Wie sieht es mit den Kosten aus?

Danke!

4

genova | 29.01.2017 18:57 Uhr

Wie sieht es mit den Kosten aus?

Bei einem Bericht über sozialen Wohnungsbau sollte man meines Erachtens auf alle Fälle von den Kosten sprechen: Baukosten pro qm, Miethöhe, Bezuschussung etc.

Könnten Sie das nachreichen? Danke.

[Anm. d Red: Die Architekten geben die Gesamtkosten mit 2,75 Millionen € netto bei einer Wohnfläche (SHAB, i.e. surface habitable) von insgesamt 1.886 Quadratmetern an.]

3

solong | 24.01.2017 10:56 Uhr

... "petermänisches" ...

... gejammere ... mit verlaub ... ich kann dieses ... ewige "gequäke" ... wir können das alles nicht bauen ... weil wir so viele normen haben ... nicht mehr hören ... es zeugt nur von der phantasie und mutlosigkeit der "Quäckenden" ... das könnte man in "good old germany" genauso gut machen ... ob man für die "balkonkäfige" mehrheiten findet, sei dahin gestellt ... etwas zu "grob" für germany ... die franzosen sind da "robuster" ... ansonsten recht einfache baukörper, die über das ... "spiel der vorgehängten balkonkäfige" .... "leben" ... das ist durchaus auch wirtschaftlich durchdacht .... also auch "wagen" und nicht nur "jammern" ....

2

peter | 23.01.2017 15:32 Uhr

experiment

hier wird im gegensatz zu deutschland experimentiert.
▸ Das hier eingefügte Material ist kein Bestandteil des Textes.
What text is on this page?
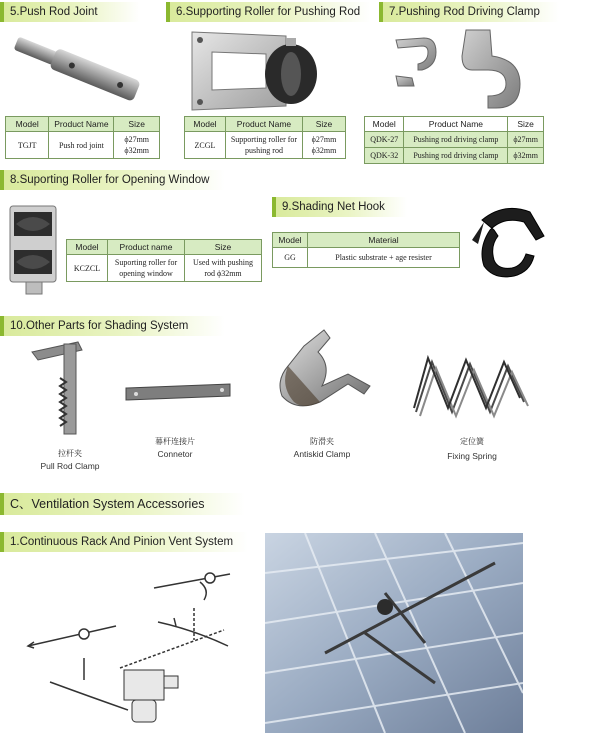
5.Push Rod Joint
Model	Product Name	Size
TGJT	Push rod joint	ϕ27mm
ϕ32mm
6.Supporting Roller for Pushing Rod
Model	Product Name	Size
ZCGL	Supporting roller for pushing rod	ϕ27mm
ϕ32mm
7.Pushing Rod Driving Clamp
Model	Product Name	Size
QDK-27	Pushing rod driving clamp	ϕ27mm
QDK-32	Pushing rod driving clamp	ϕ32mm
8.Suporting Roller for Opening Window
Model	Product name	Size
KCZCL	Suporting roller for opening window	Used with pushing rod ϕ32mm
9.Shading Net Hook
Model	Material
GG	Plastic substrate + age resister
10.Other Parts for Shading System
拉杆夹
Pull Rod Clamp
幕杆连接片
Connetor
防滑夹
Antiskid Clamp
定位簧
Fixing Spring
C、Ventilation System Accessories
1.Continuous Rack And Pinion Vent System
in frankreich scheint das wort experiment noch immer mit aktiver neugier, der suche nach einer anderen/besseren zukunft assoziiert zu werden, wohingegen experiment in deutschland ein schimpfwort ist. wir stecklen in der vergangenheit fest, in regelwerken, die wissen, wie alles zu laufen hat, wie hoch die brüstungen sein müssen, der energiestandard, die oberflächen, alles. wir erstarren, ersticken in angst, vorsicht, konventionen, sicherheiten, die eigentlich unsere lebensqualität garantieren sollen, aber am ende oft nur eines hervorbringen: austauschbarkeit, ausweglosigkeit und tristesse.

oder anders: wer nicht wagt, der nicht gewinnt!

1

Dr. Ronald Kunze | 20.01.2017 15:49 Uhr

Sozialer Wohnungsbau

Auch in Nantes gibt es architektonisch auffällig guten Sozialen Wohnungsbau. Wie bekommen das die französischen Büros nur gestalterisch und wirtschaftlich hin? Warum sind solche Vorhaben in Deutschland oft so trist, dass die Nachbarn diese lieber "wegklagen" würden? Der Blick über die Grenzen lohnt sich. Danke!